There's the laundromat I was standing in the first time someone pointed out the Hotel Chelsea to me. I asked where it was and she said, right across the street. And there it was.
Later when reading one of the books written by Dee Dee Ramone, inside it I noticed he had several drawings, and one of those drawings was of Nice Laundry. When I was first there ages ago. And now, I'm standing in the window of my room in March of 2008, and I see it. There it is. Still there. Considering the gentrification of that city, it's amazing that anything that's as old as that would still be there.
So many things are gone. I have so many memories of this cafe down on St Mark's. I sat out there waiting for friends. And my last memory of being there was when I was in New York with my friend Pete DeFreitas, drummer for the group Echo and the Bunnymen.

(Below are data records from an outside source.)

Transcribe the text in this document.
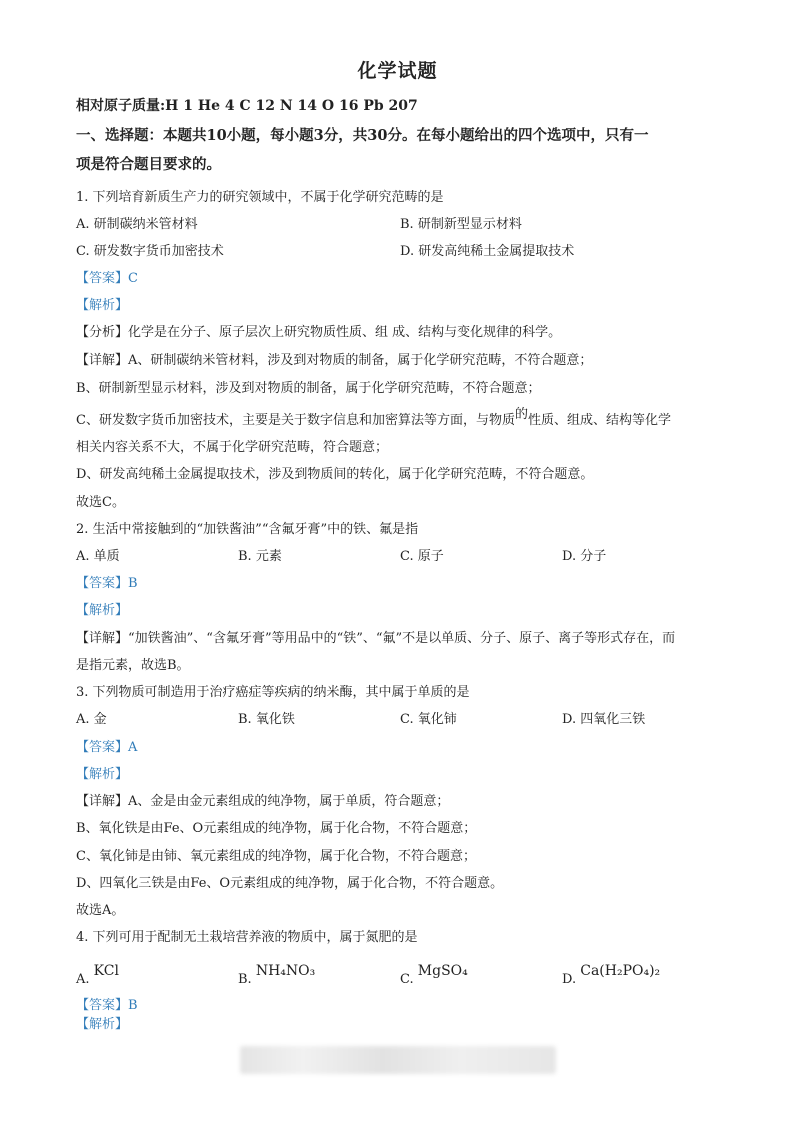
化学试题
相对原子质量:H 1 He 4 C 12 N 14 O 16 Pb 207
一、选择题：本题共10小题，每小题3分，共30分。在每小题给出的四个选项中，只有一
项是符合题目要求的。
1. 下列培育新质生产力的研究领域中，不属于化学研究范畴的是
A. 研制碳纳米管材料	B. 研制新型显示材料
C. 研发数字货币加密技术	D. 研发高纯稀土金属提取技术
【答案】C
【解析】
【分析】化学是在分子、原子层次上研究物质性质、组 成、结构与变化规律的科学。
【详解】A、研制碳纳米管材料，涉及到对物质的制备，属于化学研究范畴，不符合题意；
B、研制新型显示材料，涉及到对物质的制备，属于化学研究范畴，不符合题意；
C、研发数字货币加密技术，主要是关于数字信息和加密算法等方面，与物质的性质、组成、结构等化学
相关内容关系不大，不属于化学研究范畴，符合题意；
D、研发高纯稀土金属提取技术，涉及到物质间的转化，属于化学研究范畴，不符合题意。
故选C。
2. 生活中常接触到的“加铁酱油”“含氟牙膏”中的铁、氟是指
A. 单质	B. 元素	C. 原子	D. 分子
【答案】B
【解析】
【详解】“加铁酱油”、“含氟牙膏”等用品中的“铁”、“氟”不是以单质、分子、原子、离子等形式存在，而
是指元素，故选B。
3. 下列物质可制造用于治疗癌症等疾病的纳米酶，其中属于单质的是
A. 金	B. 氧化铁	C. 氧化铈	D. 四氧化三铁
【答案】A
【解析】
【详解】A、金是由金元素组成的纯净物，属于单质，符合题意；
B、氧化铁是由Fe、O元素组成的纯净物，属于化合物，不符合题意；
C、氧化铈是由铈、氧元素组成的纯净物，属于化合物，不符合题意；
D、四氧化三铁是由Fe、O元素组成的纯净物，属于化合物，不符合题意。
故选A。
4. 下列可用于配制无土栽培营养液的物质中，属于氮肥的是
A. KCl
B. NH₄NO₃
C. MgSO₄
D. Ca(H₂PO₄)₂
【答案】B
【解析】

They were playing at the Ritz. That day I was waiting on him to meet me back there after their interview at MTv. I didn't want to hang around mtv waiting on them so had gone to Broadway Books to visit my friend Marlene. I was supposed to meet him there at 6. It was a cold damp October evening. I sat there and drank a cup of coffee, waiting for him. Across the street sat a kid that looked like Sid. I'd seen him the summer before when I was at St Marks with friends, after being in the Hotel Chelsea, in room 100...strange things happening all around. And there we were, standing in St Marks with the Ramones. They were filming a video.
When Johnny Ramone died a few years ago, there was a photo published in the Rolling Stone. And there we were, from that day, so long ago, standing there with the Ramones in St Marks
Place. It was so weird to see it again. I honestly have no memory of anyone taking photos that day. And now it's on display at some gallery in London.Another memory tied up with all of this strangeness is that the kid who looked like Sid was there that day as well. And a few years ago, in Dee Dee's book Poison Heart, I'll be damned if he didn't also print a photo of that kid, the kid who stood across the street that night in October when I was sitting at the cafe--the kid who came up and talked to me and freaked me out. The kid who even Dee Dee thought looked like Sid. And it all kept crossing over and over, back and forth, like some colorful fabric. And like an impressionist painting, when standing up close, I just couldn't make sense of it all. But now that time has given me the advantage of perspective, I can see it all over again. And like some of those paintings, it still makes no sense.